In the early years, Mark couldn’t go on the spring Aquiles trips because of his work. The Legislature was in session then. But he developed a system to treat the water that the group made. He came up with a specific formula but concluded by making it simple for Kent: “Just add chlorine until you can taste it.”
The thing that Mark loved about the Aquiles trips was watching college students “go from being consumers to being real Christian workers.” Said Cindy: “Between Aquiles and Monday night devos, we just got real close to the college students.”
Mark believes that the Aquiles trip helped foster the Edmond church’s mission-mindedness and that of other congregations where graduating students would go after leaving OC and UCO.
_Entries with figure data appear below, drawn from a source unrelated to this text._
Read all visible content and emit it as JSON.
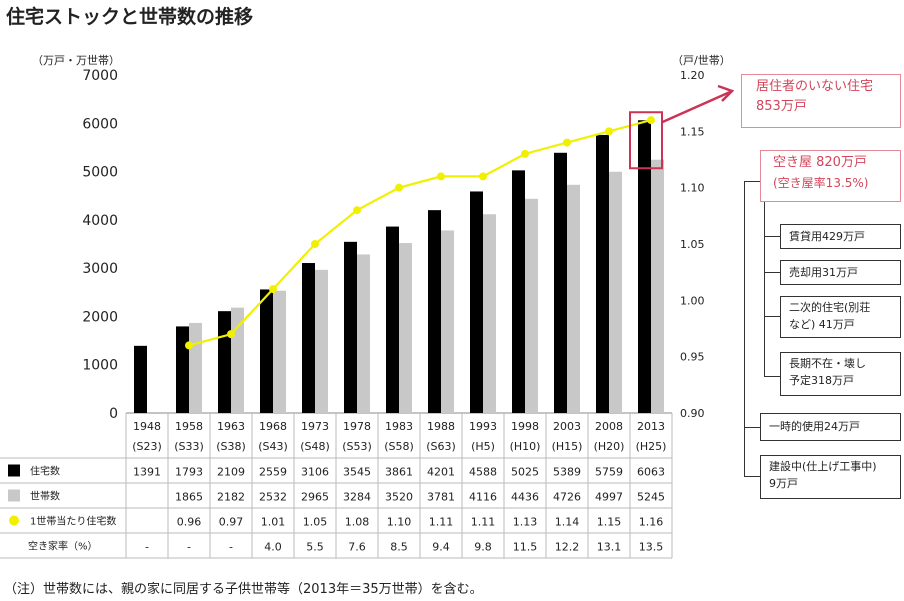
{
  "title": "住宅ストックと世帯数の推移",
  "note": "（注）世帯数には、親の家に同居する子供世帯等（2013年＝35万世帯）を含む。",
  "colors": {
    "stock": "#000000",
    "household": "#c8c8c8",
    "ratio": "#f0f000",
    "highlight": "#cc3355",
    "highlight_text": "#d4455b"
  },
  "chart_data": {
    "type": "bar",
    "title": "住宅ストックと世帯数の推移",
    "ylabel": "（万戸・万世帯）",
    "y2label": "（戸/世帯）",
    "ylim": [
      0,
      7000
    ],
    "y2lim": [
      0.9,
      1.2
    ],
    "yticks": [
      "7000",
      "6000",
      "5000",
      "4000",
      "3000",
      "2000",
      "1000",
      "0"
    ],
    "y2ticks": [
      "1.20",
      "1.15",
      "1.10",
      "1.05",
      "1.00",
      "0.95",
      "0.90"
    ],
    "grid": false,
    "categories": [
      "1948",
      "1958",
      "1963",
      "1968",
      "1973",
      "1978",
      "1983",
      "1988",
      "1993",
      "1998",
      "2003",
      "2008",
      "2013"
    ],
    "era": [
      "(S23)",
      "(S33)",
      "(S38)",
      "(S43)",
      "(S48)",
      "(S53)",
      "(S58)",
      "(S63)",
      "(H5)",
      "(H10)",
      "(H15)",
      "(H20)",
      "(H25)"
    ],
    "series": [
      {
        "name": "住宅数",
        "values": [
          1391,
          1793,
          2109,
          2559,
          3106,
          3545,
          3861,
          4201,
          4588,
          5025,
          5389,
          5759,
          6063
        ],
        "labels": [
          "1391",
          "1793",
          "2109",
          "2559",
          "3106",
          "3545",
          "3861",
          "4201",
          "4588",
          "5025",
          "5389",
          "5759",
          "6063"
        ]
      },
      {
        "name": "世帯数",
        "values": [
          null,
          1865,
          2182,
          2532,
          2965,
          3284,
          3520,
          3781,
          4116,
          4436,
          4726,
          4997,
          5245
        ],
        "labels": [
          "",
          "1865",
          "2182",
          "2532",
          "2965",
          "3284",
          "3520",
          "3781",
          "4116",
          "4436",
          "4726",
          "4997",
          "5245"
        ]
      },
      {
        "name": "1世帯当たり住宅数",
        "type": "line",
        "axis": "right",
        "values": [
          null,
          0.96,
          0.97,
          1.01,
          1.05,
          1.08,
          1.1,
          1.11,
          1.11,
          1.13,
          1.14,
          1.15,
          1.16
        ],
        "labels": [
          "",
          "0.96",
          "0.97",
          "1.01",
          "1.05",
          "1.08",
          "1.10",
          "1.11",
          "1.11",
          "1.13",
          "1.14",
          "1.15",
          "1.16"
        ]
      },
      {
        "name": "空き家率（%）",
        "type": "table",
        "values": [
          null,
          null,
          null,
          4.0,
          5.5,
          7.6,
          8.5,
          9.4,
          9.8,
          11.5,
          12.2,
          13.1,
          13.5
        ],
        "labels": [
          "-",
          "-",
          "-",
          "4.0",
          "5.5",
          "7.6",
          "8.5",
          "9.4",
          "9.8",
          "11.5",
          "12.2",
          "13.1",
          "13.5"
        ]
      }
    ]
  },
  "callouts": {
    "top": "居住者のいない住宅",
    "top_value": "853万戸",
    "vacant": "空き屋 820万戸",
    "vacant_rate": "(空き屋率13.5%)",
    "rent": "賃貸用429万戸",
    "sale": "売却用31万戸",
    "second_l1": "二次的住宅(別荘",
    "second_l2": "など) 41万戸",
    "absent_l1": "長期不在・壊し",
    "absent_l2": "予定318万戸",
    "temp": "一時的使用24万戸",
    "construction_l1": "建設中(仕上げ工事中)",
    "construction_l2": "9万戸"
  }
}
“Our favorite thing is watching and seeing young Christians get what Christianity is all about,” Mark said. “One of my strongest beliefs is that Christianity is far, far more than what you don’t do. Christianity is what you do that brings good to other people. If we are a light to the world, then we need to bring light to the world.”
That belief by the Colemans has manifested itself not just in the campus and youth ministries but in their longtime work serving as the elder couple of various young married and young families adult Bible classes.
“Personally, that time when I’m doing things for other people is when I’m happiest,” said Cindy, who particularly has enjoyed cooking (including her famous butter cake), be it for the Bible study groups or new parents or those who are ill. “So it’s been really good to have so many opportunities at Edmond, whether it’s helping people go to appointments or fixing food.”
David and Amanda Burch are among the countless couples influenced by the Colemans. They reflected on their love for the Colemans:
“Mark and Cindy have a passion for sharing the love of the Lord with his church. They see potential and find the good in people that are often overlooked, and work to ensure that all individuals can collectively contribute to the work of the congregation.
“When we were much younger, newlywed and bouncing from congregation to congregation, Mark and Cindy took a personal interest in us. It's because of them we were able to establish a church home.
“They do not give up on people. They personify the parable of the lost sheep.
“They have a tremendous sense of humor. They don't take themselves too seriously, despite their numerous personal and professional accomplishments. They enjoy life, share their wisdom with others and laugh at themselves and with others along the way.
We will miss them dearly and are so grateful to them for all they have done for us. And Amanda is still in denial that this is even happening …”
The Colemans said that so many Edmond members are like their own children — ”certainly our children in the Lord.”
“A lot more are just really good friends,” said Mark, who performed the wedding ceremony for a number of couples, including the Burches.
In the fall, Mark would take groups of men on hunting trips. He has a 12-passenger, all-wheel van that he would fill. They’d discuss Scripture along the way. Mark said he’d always have at least one “target” individual in the group (someone needing extra encouragement).
The trips built camaraderie, Mark said, noting that 50 to 100 different men went over the years.
“Plus, it’s fun,” he said. “Christianity ought to be. Life ought to be something you enjoy doing.”
Life with the Colemans as part of the Edmond church has certainly been fun. We haven’t even mentioned the humorous memories, like fish buried in their garden or Mark’s driving scaring students on Colorado mountain roads. But the laughs have been so many.
Mark and Cindy will be so, so missed.